Does that make sense?

SABR Matt
11-21-2007, 01:31 AM
But we know that good teams usually outperform PythagenPat win estimates and bad teams underperform. That suggests that a method that adds a win to the good teams and subtracts one from bad teams is probably making progress.

I believe that the .287 exponent might need to be recalculated to maximize the method's accuray, but the difference will be small and IMHO the results will be better.

Tango Tiger
11-21-2007, 03:56 AM
Bill, you are right. This simply means that you need a (slightly) different exponent.

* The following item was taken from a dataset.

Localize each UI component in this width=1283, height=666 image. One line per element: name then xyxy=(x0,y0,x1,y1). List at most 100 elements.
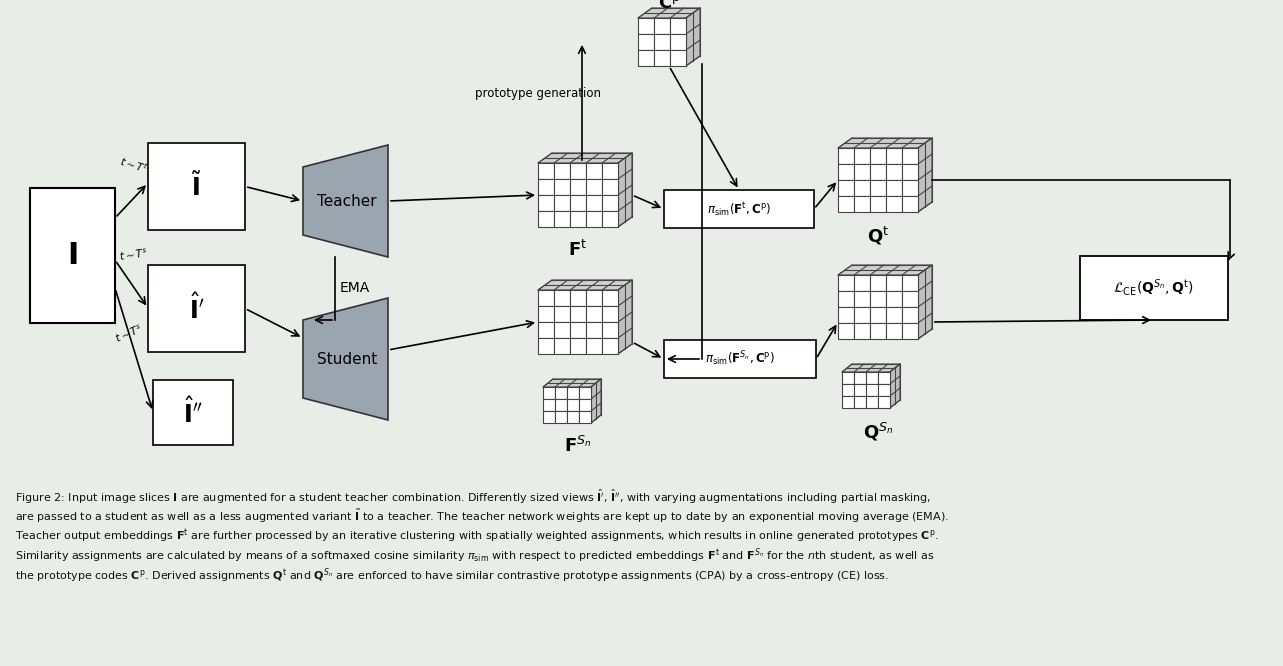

This would actually explain something, as when I used the Tango Distribution (all teams using 27 outs, natch), I think the exponent that matched mine was .278, as opposed to the .287 when you use runs per game.

It's just a matter of using the empirical data, per 27 and per G, and seeing what best fits.

weskelton
11-21-2007, 05:29 AM
But we know that good teams usually outperform PythagenPat win estimates and bad teams underperform.
Matt, that's interesting. Is this a systematic error? Do you have any links to work that would support this?

weskelton
11-21-2007, 05:43 AM
This would actually explain something, as when I used the Tango Distribution (all teams using 27 outs, natch), I think the exponent that matched mine was .278, as opposed to the .287 when you use runs per game.
Cool. Now were on the same page. My revelation actually came about as part of an attempt to provide some value-add to the soon-but-yet-to-be-released Tango-WES win calculator. Having a known W% and R/27 for/against, I was backing into values for implied Pythagorean exponents. I kept seeing calculated exponents in the 1.7 range for run environments that PythagenPat would typically put in the 1.9 range.

Tango Tiger
11-21-2007, 05:52 AM
Well, there are other issues there. The Tango Distribution assumes that the runs scored and runs allowed in a game are independent. This is not true, chiefly due to the park. There is some relationship there. The "control value" in the Tango Distribution works better as .76ish if you are trying to model just one team scoring runs, but .85ish is you are trying to model two teams scoring runs in the same game.

SABR Matt
11-21-2007, 05:52 AM
I believe there have been articles written about the failure of Pythagoras at the extremes of performance. Tom Tango demonstrated the systematic error in Pythagorean W% estimators compared to the Tango distribution...he's got a nice chart on it.

And Tom said the same thing I did...a different exponent is required for different input data but the best solution is always the most accurate input data...which is the per-out data in this case.

Tango Tiger
11-21-2007, 05:55 AM
I'm not sure there is a bias at the quality of the team though. If there was, we could simply correct the exponent to remove that bias.

In other words, it is possible that a good team will overshoot what its random expectations are. I don't know. But, the pythag formula could "cheat" by changing the exponent to overcome this bias. All pythag does is try to best fit. It really doesn't tell you more than that.

But, if you looked at the underlying RS and RA distributions, and assumed those are random, THAT would tell you how many wins a team should have, than what they did have. And, it's plausible that good teams will win more than expected by random. I don't know.

SABR Matt
11-21-2007, 11:54 PM
Why would a good team win more games than the RS/RA terms say it should? Chemistry?